By GLENN GAMBOA and HALELUYA HADERO
The late Betty White was a tireless lifetime advocate for animals, from caring for those without homes to launching her own weekly TV show, “The Pet Set,” dedicated to her celebrity friends and their pets.
Her most far-reaching contribution, though, may be yet to come: On Monday, fans of White will be poised to donate to animal welfare charities and shelters as part of what’s been dubbed the #BettyWhiteChallenge. And animal welfare nonprofits are gearing up to capitalize on the viral tribute to the star of “The Golden Girls” and “Hot in Cleveland” on what would have been her 100th birthday.
“I’ve had many conversations with Betty about animal welfare, and I know she’s looking down from heaven and really smiling,” said Robin Ganzert, who leads American Humane, an animal welfare organization that White was involved with for more than 60 years.
“She’ll be smiling on her birthday,” she said. “And she’ll be smiling about the lives she’s changed.”
It isn’t exactly clear who started the #BettyWhiteChallenge on social media shortly after White’s death on Dec. 31. However it began, the idea — to donate $5 to a local animal rescue organization in White’s name on her birthday — quickly took off and drew support from celebrities like actors Mark Hamill and George Takei on Twitter.
Traffic to American Humane’s website spiked after White’s passing. Ganzert said donations, too, have increased. The nonprofit is waiting to reveal by how much until more gifts flood in, including sizable donations it’s expecting from some donors.
During the decades in which White was involved with the organization, she made fundraising appeals and served on its board and as a presenter and judge on its televised show featuring “hero” dogs. During tapings of “The Pet Set” in the early 1970s, Ganzert said, White would have American Humane representatives on set to ensure that animals were safe. In 2012, the nonprofit honored her with its highest award, the National Humanitarian Medal.

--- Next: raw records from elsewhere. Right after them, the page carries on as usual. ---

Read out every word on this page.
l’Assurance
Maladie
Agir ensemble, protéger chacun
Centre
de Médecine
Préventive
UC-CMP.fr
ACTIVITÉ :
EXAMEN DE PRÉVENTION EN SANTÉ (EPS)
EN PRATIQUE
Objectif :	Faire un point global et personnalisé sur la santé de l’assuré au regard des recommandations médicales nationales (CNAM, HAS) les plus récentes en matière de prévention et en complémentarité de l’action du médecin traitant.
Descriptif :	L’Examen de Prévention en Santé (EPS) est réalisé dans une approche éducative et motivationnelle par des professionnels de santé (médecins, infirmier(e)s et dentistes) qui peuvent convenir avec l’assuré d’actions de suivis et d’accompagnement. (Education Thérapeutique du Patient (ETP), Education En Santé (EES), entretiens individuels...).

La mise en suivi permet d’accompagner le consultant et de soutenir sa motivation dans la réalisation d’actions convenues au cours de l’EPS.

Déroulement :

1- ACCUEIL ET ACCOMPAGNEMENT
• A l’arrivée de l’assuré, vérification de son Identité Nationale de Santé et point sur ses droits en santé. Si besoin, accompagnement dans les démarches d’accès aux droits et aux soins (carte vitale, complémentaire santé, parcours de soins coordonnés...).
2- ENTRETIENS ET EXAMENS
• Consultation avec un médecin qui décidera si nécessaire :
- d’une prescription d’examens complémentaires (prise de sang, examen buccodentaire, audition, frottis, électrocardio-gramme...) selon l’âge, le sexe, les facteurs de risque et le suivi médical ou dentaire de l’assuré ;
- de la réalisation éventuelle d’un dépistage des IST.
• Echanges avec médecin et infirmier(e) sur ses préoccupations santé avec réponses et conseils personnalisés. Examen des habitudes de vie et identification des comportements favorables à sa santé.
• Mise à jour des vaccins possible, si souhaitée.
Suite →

Ganzert would also give White a photo book each year of the animals the organization helped.
“She kept those out on her coffee table,” Ganzert said. “And (it) always touched me whenever we would visit.”
Best Friends Animal Society, a Utah-based animal welfare organization, has raised $25,000 in donations made in White’s name, according to the group’s chief mission officer Holly Sizemore. The group has promoted the #BettyWhiteChallenge broadly across its social media channels to drum up support both for its work and other organizations.
“That’s the beauty of animal welfare,” Sizemore said. “There’s something for everyone to support. There’s so much good work happening and so much opportunity, particularly right now, to make the world a better place for people and animals.”
Sizemore hopes that Monday will bring plenty of donations and attention for animal welfare.
“What an incredible opportunity to honor Betty White’s legacy — to come together as a nation and celebrate something that she was so passionate about, her love for animals,” she said.
Maintaining that connection with #BettyWhiteChallenge donors is the main test for animal welfare nonprofits after Monday. Viral fundraising efforts can bring in a stream of money, but experts say donations tend to drop off quickly.
Sarah Newhall, the chief strategy officer of the fundraising firm MissionWired, says charities can best capitalize on these moments if they already have a strong foundation in place to engage new donors — whether through emails, a website, social media or other methods.
“What it allows them to do is really use that tent-pole moment to get in front of an audience they might not otherwise have gotten,” Newhall said. But, she added, retaining these donors can be an uphill battle because the push to give is tied to one day, and the motivation to one person. Animal groups might also become overshadowed by other organizations soliciting donations during Martin Luther King Jr. Day, which also falls on Monday.
North Shore Animal League America, a no-kill animal rescue and adoption organization, plans to engage new #BettyWhiteChallenge donors through a mix of social media appeals and invitations to visit its adoption center in Port Washington, New York, said Joanne Yohannan, the organization’s senior vice president of operations. It is also dedicating its next 100 animal rescues to White in honor of her 100th birthday.
The organization has received a donation from the Hallmark Channel in honor of White, part of a tribute that also includes a “Golden Girls” marathon and her Hallmark movie “The Lost Valentine” on Jan. 17.
“It’s about raising awareness for the plight of homeless animals and what can be done to help them, including volunteering and adopting,” Yohannan said.